While many challenging calls, including cardiac arrests, auto accidents with entrapment, and other intense emergencies occurred throughout the year 2000, two potentially serious incidents tested TVAC's organizational strengths and abilities. One occasion was on October 6, 2000 when two groups with very different views on matters held opposing rallies across from one another at Cedar Lane and Teaneck Road.
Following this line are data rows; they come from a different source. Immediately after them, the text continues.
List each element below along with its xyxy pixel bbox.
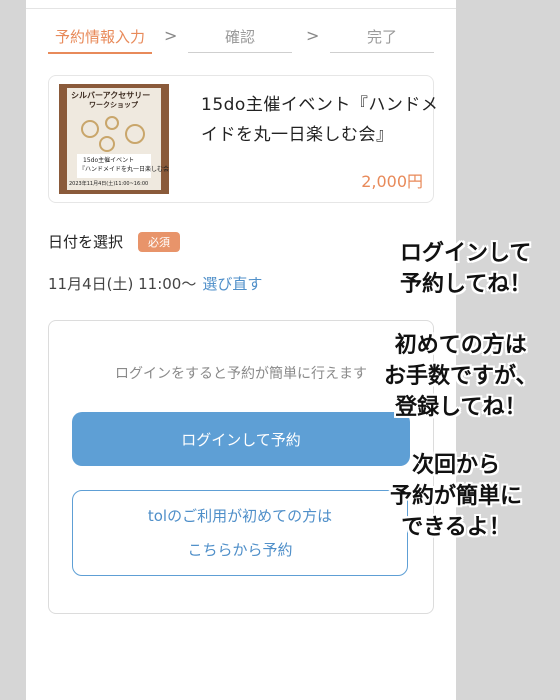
flyer-band-line1: 15do主催イベント — [83, 157, 135, 164]
ring-icon — [125, 124, 145, 144]
product-title: 15do主催イベント『ハンドメイドを丸一日楽しむ会』 — [201, 95, 439, 145]
step-done: 完了 — [330, 26, 434, 53]
product-card[interactable]: シルバーアクセサリー ワークショップ 15do主催イベント 『ハンドメイドを丸一… — [48, 75, 438, 203]
required-badge: 必須 — [138, 232, 180, 252]
selected-date: 11月4日(土) 11:00〜 選び直す — [48, 273, 262, 294]
flyer-date: 2023年11月4日(土)11:00~16:00 — [69, 181, 149, 187]
step-chevron-icon: > — [164, 26, 178, 45]
product-thumbnail: シルバーアクセサリー ワークショップ 15do主催イベント 『ハンドメイドを丸一… — [59, 84, 169, 194]
selected-date-value: 11月4日(土) 11:00〜 — [48, 275, 197, 293]
annotation-first-time: 初めての方は お手数ですが、 登録してね！ — [384, 333, 538, 420]
login-panel: ログインをすると予約が簡単に行えます ログインして予約 tolのご利用が初めての… — [48, 320, 434, 614]
annotation-login: ログインして 予約してね！ — [400, 241, 532, 297]
product-price: 2,000円 — [361, 172, 423, 191]
date-section-label: 日付を選択 — [48, 233, 124, 251]
reselect-link[interactable]: 選び直す — [202, 275, 262, 293]
ring-icon — [99, 136, 115, 152]
first-time-reserve-button[interactable]: tolのご利用が初めての方は こちらから予約 — [72, 490, 408, 576]
step-confirm: 確認 — [188, 26, 292, 53]
annotation-next-time: 次回から 予約が簡単に できるよ！ — [390, 453, 523, 540]
flyer-subheading: ワークショップ — [89, 101, 138, 109]
login-and-reserve-button[interactable]: ログインして予約 — [72, 412, 410, 466]
ring-icon — [105, 116, 119, 130]
step-chevron-icon: > — [306, 26, 320, 45]
ring-icon — [81, 120, 99, 138]
step-input: 予約情報入力 — [48, 26, 152, 54]
login-hint: ログインをすると予約が簡単に行えます — [115, 366, 367, 382]
first-time-line2: こちらから予約 — [187, 541, 293, 559]
header-divider — [26, 0, 456, 9]
flyer-band-line2: 『ハンドメイドを丸一日楽しむ会』 — [79, 166, 169, 173]
first-time-line1: tolのご利用が初めての方は — [147, 507, 333, 525]
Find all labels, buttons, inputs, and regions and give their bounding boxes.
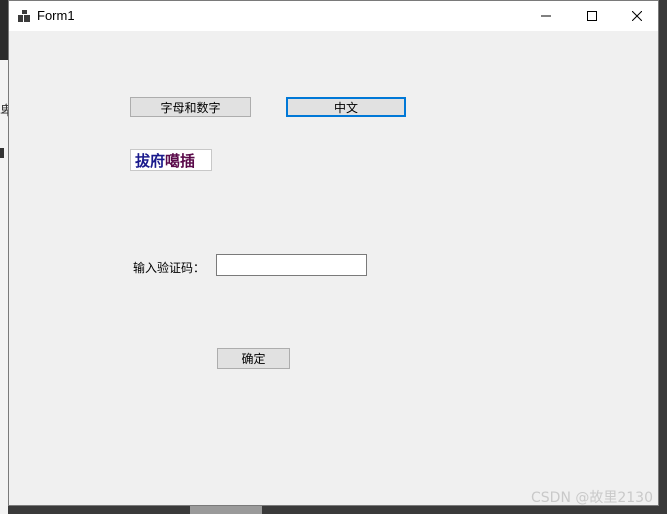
maximize-button[interactable] (569, 1, 615, 31)
close-button[interactable] (614, 1, 660, 31)
taskbar-tab (190, 506, 262, 514)
confirm-button[interactable]: 确定 (217, 348, 290, 369)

While both groups proved to be law-abiding, the amount of commitment felt by many members of both groups, plus the always heavy foot and vehicular traffic at that intersection, caused concerns with how best to provide emergency medical service in the area of the demonstrations which would quickly help anyone who became ill or injured, without adding to the charged emotional atmosphere. TVAC staffed three ambulances with large crews, and activated its own dispatch desk. It was planned that any response in the area would be "low profile", with no use of emergency lights or sounding devices, and where possible, approach would be made from side streets. Crews were selected to minimize aggravating participants of either group by presenting a neutral appearance. When two children were struck by a car near the rally, the call was handled with a minimum of fuss, and the fortunately lightly injured youths were safely transported to the hospital.
The second challenging occurrence was the major snowstorm of December 30, 2000. Snowstorms place stress on an EMS agency, both by increasing the amount of calls, and by making each call more difficult and time consuming. TVAC routinely triple staffs for significant snow events, with larger crews on each ambulance.
Ambulances carry containers of mixed salt and sand, and snow shovels are added to clear a safe path for carrying a patient. TVAC adds a dispatcher to its own radio desk, to minimize added workload on the always-busy police dispatchers. As noted above, this dispatcher coordinates ambulance responses with DPW to ensure safe approach to and exit from the scene of each call. Non-emergency transportation, normally available to Teaneck residents between 7 and 11 P.M., is suspended to keep all units available for the heart attacks, asthma cases, falls and auto accidents typical of snowstorms. These procedures were activated, and TVAC was able to provide help to 26 patients with only slightly-lengthened response times during the time or the snow emergency, and without having to resort to outside aid. Teaneck residents could help the provision of EMS during snowstorms by looking in on elderly or chronically-ill neighbors to make sure that they have heat, that their address numbers are clearly visible, and that a path from the street to the front door is kept clear of snow and ice. People should think ahead when bad weather or other disruptive events are forecasted. People who are dependent on medication should assure a sufficient supply is on hand before the storm arrives. People who are unable to clear their front steps and a path to the street should make arrangements to have it done. Everyone should have a working flashlight so that they can avoid household accidents during power outages.